A Good Guilt
“As for myself, I wish there would be … No [German] government-approved memorials, no finishing touches. My request to the German people would be that they create for themselves a concept of good guilt—an honorable one. And within it, a proud guardianship of memory. My father would like that.”
Survivor Marian Marzynski (Marzynski)
“Don’t let it happen
again,” I replied. I explained that I don’t hold him accountable, but
that he has a responsibility to make sure the Holocaust never recurs. He
was very sensitive to my concerns and I could tell he felt somehow
responsible for his country’s crime. We had a cordial conversation and
shook hands, but I never saw him again.
To me, this signifies a shift in the way the memory of the Holocaust must be commemorated. For the last sixty years, we have meted out justice by punishing Nazis and paying reparations to survivors—all a tangible and active way of righting the Holocaust’s wrongs.
Soon, no one on the planet will have been complicit, responsible, or directly victimized by the Holocaust. Now, the new generation must embrace the intangible pall of the Holocaust as a driving force to do good. The world and especially the European countries complicit in the Holocaust need to assume the collective burden of the Holocaust and transform it into a “concept of good guilt.”
This notion of global responsibility is not new or unique. Twenty years ago, Chairman of the Norwegian Nobel Committee Egil Aarvik commended Elie Weisel in his Nobel Prize Presentation Speech for charging the world with a notion of responsibility and good guilt:
[Wiesel’s] mission is not
to gain the world''s sympathy for the victims or the survivors. His aim
is to awaken our conscience. Our indifference to evil makes us partners
in the crime. That is the reason for his attack on indifference and his
insistence on measures aimed at preventing a new holocaust. We know that
the unimaginable has happened. What are we doing now to prevent it
happening again? Do not forget, do not sink into a new blind
indifference, but involve yourselves in truth and justice, in human
dignity, freedom, and atonement. That is this Peace Prize laureate''s
message to us. (Nobel)
Germany also has not adequately adopted this notion of “good guilt.” A study by the independent research institute Forschungsgruppe Wahlen for two German media outlets found that one in two young Germans (24 years or younger) cannot identify the term “Holocaust” (Rensmann). Lars Rensmann, German educator and professor of political science at the University of Munich, explained to the PBS documentary program Frontline that most German students spend only two hours each week studying history, leaving little time for learning about the Holocaust. “[The Holocaust] finally needs to become an important, if not central part of education, just like other subjects,” explains Rensmann. “Increased efforts in teaching about prejudice, anti-Semitism, and the Holocaust are overdue” (Rensmann).

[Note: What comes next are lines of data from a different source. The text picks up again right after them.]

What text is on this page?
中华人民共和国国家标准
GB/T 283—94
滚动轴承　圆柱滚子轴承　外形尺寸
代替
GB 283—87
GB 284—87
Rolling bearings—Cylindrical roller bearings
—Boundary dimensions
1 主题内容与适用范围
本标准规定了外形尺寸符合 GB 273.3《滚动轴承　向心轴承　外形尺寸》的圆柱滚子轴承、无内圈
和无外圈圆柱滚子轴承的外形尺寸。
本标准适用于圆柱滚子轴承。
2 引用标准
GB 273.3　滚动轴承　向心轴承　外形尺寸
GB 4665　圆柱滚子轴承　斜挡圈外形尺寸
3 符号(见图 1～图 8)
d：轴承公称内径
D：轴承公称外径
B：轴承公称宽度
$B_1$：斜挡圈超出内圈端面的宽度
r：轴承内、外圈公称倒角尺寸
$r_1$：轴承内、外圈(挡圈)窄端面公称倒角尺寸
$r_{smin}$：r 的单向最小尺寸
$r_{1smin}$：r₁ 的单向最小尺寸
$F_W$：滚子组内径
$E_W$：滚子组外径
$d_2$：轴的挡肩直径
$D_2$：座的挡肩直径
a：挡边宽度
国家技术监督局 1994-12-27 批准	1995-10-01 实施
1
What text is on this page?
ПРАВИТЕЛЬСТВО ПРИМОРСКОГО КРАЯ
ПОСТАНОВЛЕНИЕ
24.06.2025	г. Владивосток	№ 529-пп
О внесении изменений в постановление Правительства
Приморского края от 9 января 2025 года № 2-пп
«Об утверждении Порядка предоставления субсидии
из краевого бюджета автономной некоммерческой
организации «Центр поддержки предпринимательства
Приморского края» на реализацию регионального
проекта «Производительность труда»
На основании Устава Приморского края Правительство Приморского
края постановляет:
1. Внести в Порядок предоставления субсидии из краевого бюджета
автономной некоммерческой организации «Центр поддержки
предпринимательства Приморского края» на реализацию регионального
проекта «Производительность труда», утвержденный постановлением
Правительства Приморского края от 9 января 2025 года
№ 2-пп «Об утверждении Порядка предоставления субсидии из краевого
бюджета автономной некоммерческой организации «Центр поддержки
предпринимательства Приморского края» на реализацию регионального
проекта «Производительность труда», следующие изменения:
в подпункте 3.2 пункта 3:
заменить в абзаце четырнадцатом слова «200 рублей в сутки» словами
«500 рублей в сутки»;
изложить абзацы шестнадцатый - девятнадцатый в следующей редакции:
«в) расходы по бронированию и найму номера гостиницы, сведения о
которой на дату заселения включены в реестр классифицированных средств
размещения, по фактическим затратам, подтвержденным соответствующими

However, lack of education is only part of the story. The other is that many young Germans resist learning about the Holocaust. Rensmann explains: “You have a fair amount of students who are more strongly opposing Holocaust remembrance than previous generations. They seek a ‘normal’ German national identity and feel the Holocaust is too much of a burden” (Rensmann). If German students consider the Holocaust an accusation and a strike against their culture or identity, it makes sense that they would avoid the topic.
But this perception reinforces the beauty of “good guilt.” Revisiting Aarvik’s speech, “[Wiesel’s] mission is not to gain the world''s sympathy for the victims or the survivors” (Nobel). As Aarvik emphasizes, the point of good guilt is not to accuse today’s generation of Germans of wrongdoing. Instead, it is to encourage them to learn the lessons of the Holocaust. Good guilt urges Germans to transform the burden of their country’s past into an impetus to do good. Most important, I believe fewer German youth would be resistant to learning about the Holocaust given this positive, productive, and non-accusatory way of acknowledging the past.
The world needs a new way of memorializing the Holocaust. Today’s system of doling out punishments to perpetrators and giving reparations to survivors will be impossible in a few decades. At the same time, many of the lessons of the Holocaust appear to be lost on the world, as evidenced by recent genocide and human rights abuses. Lastly, some Germans today who had no part in the Holocaust feel wrongly reviled and shun learning about their country’s past iniquities.
These problems demand a new way of memorializing the Holocaust—a role that I believe good guilt fulfills. Good guilt recognizes that we no longer need to place blame, but instead need to work together to protect the Holocaust’s memory and ensure that injustice never occurs again. Good guilt does not ignore the iniquities of the past but addresses them and emphasizes learning from them. The concept upholds the highest ideals of cohesion, honor, peace, and justice.
Which brings me back to my German exchange student friend. If he were to ask me the same questions today, I would reply that he and I have an obligation to those that died in the Holocaust to hold ensure that humanity makes the world more just and frees the world of genocide and intolerance.